One of my favorite stories about a desperate person taking a desperate chance and succeeding is when, in 1973, Fred Smith, founder & CEO of FedEx, did not have enough money to make the company payroll. Smith flew to Las Vegas, played blackjack, won $27,000.00, wired it back to the home office and, as they say, the rest is history.

While I’m not advocating anyone bet the farm (or the company) on a roll of the dice in Vegas, I am suggesting now is the time to be taking reasonable risks in the business. Risk is a fundamental part of business and now, while others are still hunkering down, with that deer-in-the-head lights look, hoping things are going to return to "normal" (which ain’t goin’ happen), Managers should be assessing their operation, their company and their industry to determine where the opportunities for growth and value are. And there are opportunities! While a robust and growing economy will support nearly all companies, good and bad, a retrenching economy has no tolerance for a poorly run company. That means acquisitions of material, equipment, people and entire companies are available at a fraction of what they would have cost 12 months ago. Yet many Managers are reluctant to take a risk in this economy because they fail to recognize the difference between Rewarded and Unrewarded Risk:

Ø Rewarded Risk is all about the potential opportunities for creating value for the company. While Rewarded Risk probably has some downside (it is still risk), the potential upside is clearly and objectively much greater.

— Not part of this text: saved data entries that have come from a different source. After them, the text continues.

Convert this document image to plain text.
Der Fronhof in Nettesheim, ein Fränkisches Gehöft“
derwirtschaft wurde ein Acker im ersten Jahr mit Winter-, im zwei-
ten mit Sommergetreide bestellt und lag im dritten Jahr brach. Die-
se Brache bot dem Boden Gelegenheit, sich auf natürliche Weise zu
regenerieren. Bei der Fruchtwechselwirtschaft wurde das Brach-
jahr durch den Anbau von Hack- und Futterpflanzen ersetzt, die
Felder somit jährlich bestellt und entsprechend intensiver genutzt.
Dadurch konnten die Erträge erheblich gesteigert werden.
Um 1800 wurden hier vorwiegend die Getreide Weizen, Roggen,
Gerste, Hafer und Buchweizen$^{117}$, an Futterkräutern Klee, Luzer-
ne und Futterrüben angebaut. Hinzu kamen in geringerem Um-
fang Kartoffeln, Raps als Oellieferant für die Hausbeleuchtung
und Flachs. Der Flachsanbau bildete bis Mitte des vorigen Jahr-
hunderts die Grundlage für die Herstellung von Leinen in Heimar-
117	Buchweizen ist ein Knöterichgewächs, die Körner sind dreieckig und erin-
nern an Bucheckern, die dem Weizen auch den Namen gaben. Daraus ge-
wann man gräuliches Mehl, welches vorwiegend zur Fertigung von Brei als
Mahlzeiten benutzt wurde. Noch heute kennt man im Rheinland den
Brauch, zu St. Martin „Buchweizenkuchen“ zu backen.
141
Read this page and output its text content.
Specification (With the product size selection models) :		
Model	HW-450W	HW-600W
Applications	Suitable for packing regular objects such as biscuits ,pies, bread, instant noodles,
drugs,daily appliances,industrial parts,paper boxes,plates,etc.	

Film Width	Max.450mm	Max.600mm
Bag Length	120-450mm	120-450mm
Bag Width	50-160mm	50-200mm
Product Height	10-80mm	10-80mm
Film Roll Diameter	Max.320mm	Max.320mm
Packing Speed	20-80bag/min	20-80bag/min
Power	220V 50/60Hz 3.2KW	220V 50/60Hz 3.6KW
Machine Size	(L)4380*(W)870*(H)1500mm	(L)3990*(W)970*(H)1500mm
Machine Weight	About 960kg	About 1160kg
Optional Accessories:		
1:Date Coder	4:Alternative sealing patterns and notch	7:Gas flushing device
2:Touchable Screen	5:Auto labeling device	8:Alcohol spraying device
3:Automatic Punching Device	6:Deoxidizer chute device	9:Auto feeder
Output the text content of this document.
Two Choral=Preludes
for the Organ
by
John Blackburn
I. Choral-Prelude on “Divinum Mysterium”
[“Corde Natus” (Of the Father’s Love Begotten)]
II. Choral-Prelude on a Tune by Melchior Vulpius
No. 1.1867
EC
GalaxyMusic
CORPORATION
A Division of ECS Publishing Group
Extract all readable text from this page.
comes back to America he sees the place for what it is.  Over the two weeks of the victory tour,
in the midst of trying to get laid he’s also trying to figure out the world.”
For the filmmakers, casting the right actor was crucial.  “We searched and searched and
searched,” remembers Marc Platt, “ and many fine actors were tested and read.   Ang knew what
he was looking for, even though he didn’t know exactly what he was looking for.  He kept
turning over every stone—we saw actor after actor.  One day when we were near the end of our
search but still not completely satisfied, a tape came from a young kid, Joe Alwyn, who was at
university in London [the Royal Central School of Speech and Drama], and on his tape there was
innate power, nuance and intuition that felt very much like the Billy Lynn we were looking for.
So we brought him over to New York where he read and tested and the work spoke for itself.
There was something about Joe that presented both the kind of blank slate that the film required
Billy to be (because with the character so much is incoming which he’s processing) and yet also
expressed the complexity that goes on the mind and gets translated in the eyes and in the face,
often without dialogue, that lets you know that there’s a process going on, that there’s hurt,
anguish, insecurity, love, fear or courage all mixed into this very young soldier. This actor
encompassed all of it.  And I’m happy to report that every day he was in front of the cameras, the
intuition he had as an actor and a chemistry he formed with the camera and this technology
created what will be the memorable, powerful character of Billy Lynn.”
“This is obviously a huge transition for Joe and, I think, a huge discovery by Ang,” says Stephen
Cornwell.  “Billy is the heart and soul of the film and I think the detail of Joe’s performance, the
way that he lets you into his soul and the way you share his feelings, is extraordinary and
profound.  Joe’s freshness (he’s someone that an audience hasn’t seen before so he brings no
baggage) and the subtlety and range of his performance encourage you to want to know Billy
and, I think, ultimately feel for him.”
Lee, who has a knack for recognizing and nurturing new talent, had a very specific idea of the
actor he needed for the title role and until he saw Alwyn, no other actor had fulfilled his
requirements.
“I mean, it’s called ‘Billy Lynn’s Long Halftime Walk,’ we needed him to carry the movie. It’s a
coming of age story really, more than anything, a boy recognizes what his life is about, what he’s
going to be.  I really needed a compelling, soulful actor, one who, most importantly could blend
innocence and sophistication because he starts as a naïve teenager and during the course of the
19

Ø Unrewarded Risk is all downside. Unrewarded Risk provides little, if any, opportunity to create value, and provides a huge probability it will destroy value.

Once a Manager understands the difference between Rewarded and Unrewarded Risks there is no excuse for not taking Rewarded Risk. In fact, researchers at the University of British Columbia found that Managers who took greater risks are more successful. And yet according to William Gurstelle, author of Absinthe & Flamethrowers, only one third of all Managers are likely to take risks. The other two-thirds are either to timid to take a risk and miss out on opportunities to improve their operation and increase value for the company or are reckless or desperate (i.e. Fred Smith) and take Unrewarded Risks that damage the company.

To become a successful risk taker, Managers need to practice risk taking and develop these traits:

Ø Be a realist who is also an optimistic.

Ø Be realistic in the assessments of success and failure.

Ø Be confident in the ability to deal with potential consequences.

Ø Allow for the possibility of losses but not be overwhelmed by them.

Ø Do not allow the possibility of losses to alter the decision-making process.

Ø Be able to see the Big Picture even in the midst of a crisis.

Ø Be able to make decisions with limited information.

The Bottom Line: In the WorkQuake™ of the Knowledge Economy the measure of good risk taking is whether the value of the company increases as a consequence of a manager’s risk taking. If it does, what are you waiting for?

Question: When was the last time you took a Rewarded Risk or encouraged someone else to do so?